Mind you, yes, even peaceful protestors with splash paint, paint slogans, and what not.

I do know that, yes. Somewhere around 95% of the BLM protests were completely peaceful.

By the way, the Capitol insurrectionist plead to one count of obstructing an official proceeding. What are the “similar crimes” mentioned in the OP?

A lot of BLM protest participants were initially arrested on “curfew violations”, and most of the Jan 6 ones on “trespassing”, with a minority of both picking up more serious charges (a few, considerably more serious). That’s probably the closest comparison.

Hodgkins was indicted for: (1) obstruction of an official proceeding; (2) entering and remaining in a restricted building or grounds; (3) disorderly conduct in a restricted building or grounds; (4) disorderly conduct in the Capitol; and (5) parading, demonstrating or picketing in the Capitol.

Counts two through five are going to have pretty direct parallels in other protests (BLM or otherwise).

But that’s not what he was sentenced for, which was the point of the OP.

Since this is GQ, do you a factual citation for that statistic?

Perhaps. That’s not how I read it. I didn’t view it as a reflection on the specific offense that he plead to as much as a general statement about “sentences” in relations to “crimes” committed (or conduct more generally).

In that case, it’s easier. I’ll say, as a GQ matter, than the OP’s “people” were wrong. No BLM or ANTIFA rioter was sentenced to 15 years for obstruction of official proceedings or obstruction of legal process. (Either under federal law or state law).
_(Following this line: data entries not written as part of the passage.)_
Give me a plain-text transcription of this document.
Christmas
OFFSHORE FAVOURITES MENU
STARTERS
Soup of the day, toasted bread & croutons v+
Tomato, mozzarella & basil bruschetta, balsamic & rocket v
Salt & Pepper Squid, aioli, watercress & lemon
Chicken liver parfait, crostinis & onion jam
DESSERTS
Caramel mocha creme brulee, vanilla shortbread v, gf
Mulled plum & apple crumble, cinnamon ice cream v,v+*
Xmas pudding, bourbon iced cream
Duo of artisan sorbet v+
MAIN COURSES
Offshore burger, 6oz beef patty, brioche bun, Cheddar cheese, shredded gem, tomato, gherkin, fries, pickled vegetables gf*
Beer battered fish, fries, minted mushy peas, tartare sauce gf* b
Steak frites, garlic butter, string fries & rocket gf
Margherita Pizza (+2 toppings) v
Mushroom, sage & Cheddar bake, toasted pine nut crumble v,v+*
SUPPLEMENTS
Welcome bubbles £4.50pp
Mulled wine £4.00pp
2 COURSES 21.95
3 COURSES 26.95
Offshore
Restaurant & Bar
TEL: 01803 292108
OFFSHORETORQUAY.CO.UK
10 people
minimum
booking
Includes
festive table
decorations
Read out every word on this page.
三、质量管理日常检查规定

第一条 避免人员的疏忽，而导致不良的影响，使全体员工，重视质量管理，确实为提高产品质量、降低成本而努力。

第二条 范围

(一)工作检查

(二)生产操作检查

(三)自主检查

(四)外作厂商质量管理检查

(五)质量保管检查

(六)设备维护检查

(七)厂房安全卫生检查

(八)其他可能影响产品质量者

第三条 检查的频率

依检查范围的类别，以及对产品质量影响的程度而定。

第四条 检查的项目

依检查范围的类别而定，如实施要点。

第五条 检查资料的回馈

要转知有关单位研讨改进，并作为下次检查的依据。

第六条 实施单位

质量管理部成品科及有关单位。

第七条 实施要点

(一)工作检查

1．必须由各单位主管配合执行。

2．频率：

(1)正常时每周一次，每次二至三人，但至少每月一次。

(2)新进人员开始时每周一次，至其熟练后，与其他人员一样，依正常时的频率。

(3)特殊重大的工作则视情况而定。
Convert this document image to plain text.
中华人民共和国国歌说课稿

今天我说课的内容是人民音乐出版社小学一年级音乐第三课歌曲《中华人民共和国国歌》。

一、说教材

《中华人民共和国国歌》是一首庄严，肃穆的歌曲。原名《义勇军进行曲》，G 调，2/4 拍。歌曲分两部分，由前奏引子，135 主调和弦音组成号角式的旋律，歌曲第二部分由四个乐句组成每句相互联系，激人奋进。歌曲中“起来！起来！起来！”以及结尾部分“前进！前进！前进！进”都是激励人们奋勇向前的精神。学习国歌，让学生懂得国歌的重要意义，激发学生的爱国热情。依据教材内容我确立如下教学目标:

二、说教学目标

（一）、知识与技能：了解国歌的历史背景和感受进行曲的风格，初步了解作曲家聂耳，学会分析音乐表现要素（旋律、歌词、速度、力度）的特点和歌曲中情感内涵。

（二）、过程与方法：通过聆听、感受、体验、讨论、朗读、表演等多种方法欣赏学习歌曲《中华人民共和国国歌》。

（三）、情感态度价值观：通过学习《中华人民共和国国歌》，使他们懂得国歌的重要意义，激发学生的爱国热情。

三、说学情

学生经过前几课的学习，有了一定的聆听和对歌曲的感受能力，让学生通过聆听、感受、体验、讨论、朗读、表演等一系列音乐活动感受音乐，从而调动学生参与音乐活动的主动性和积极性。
Wikipedia in the first instance, although there are links to click through:

A disparity in sentences (if it exists) could also result from a disparity in which charges were pursued, as well as from different sentencing for any given charge.

Your click through link mentioned above is behind a paywall.

No paywall here:

Thanks for the non-paywalled link, but I disagree that blogs are factual citations. Anyone can create a blog. The one you linked to is clearly an opinion piece.

Here’s what Wikipedia has to say about such blogs & opinion pieces:

Some newspapers, magazines, and other news organizations host online columns they call blogs. These may be acceptable sources if the writers are professionals, but use them with caution because blogs may not be subject to the news organization’s normal fact-checking process.[8] If a news organization publishes an opinion piece in a blog, attribute the statement to the writer, e.g. “Jane Smith wrote …” Never use the blog comments that are left by the readers as sources. For personal or group blogs that are not reliable sources, see § Self-published sources below.

They clearly have no problem with a Washington Post blog citing the CCC’s study.

Do you recognize that the CCC just might have an agenda?

“The Crowd Counting Consortium (CCC) … collects publicly available data on political crowds reported in the United States, including marches, protests, strikes, demonstrations, riots, and other actions.”

I’m sure anyone interested can go through that same publically available data and look for discrepancies between the data and what the CCC claims.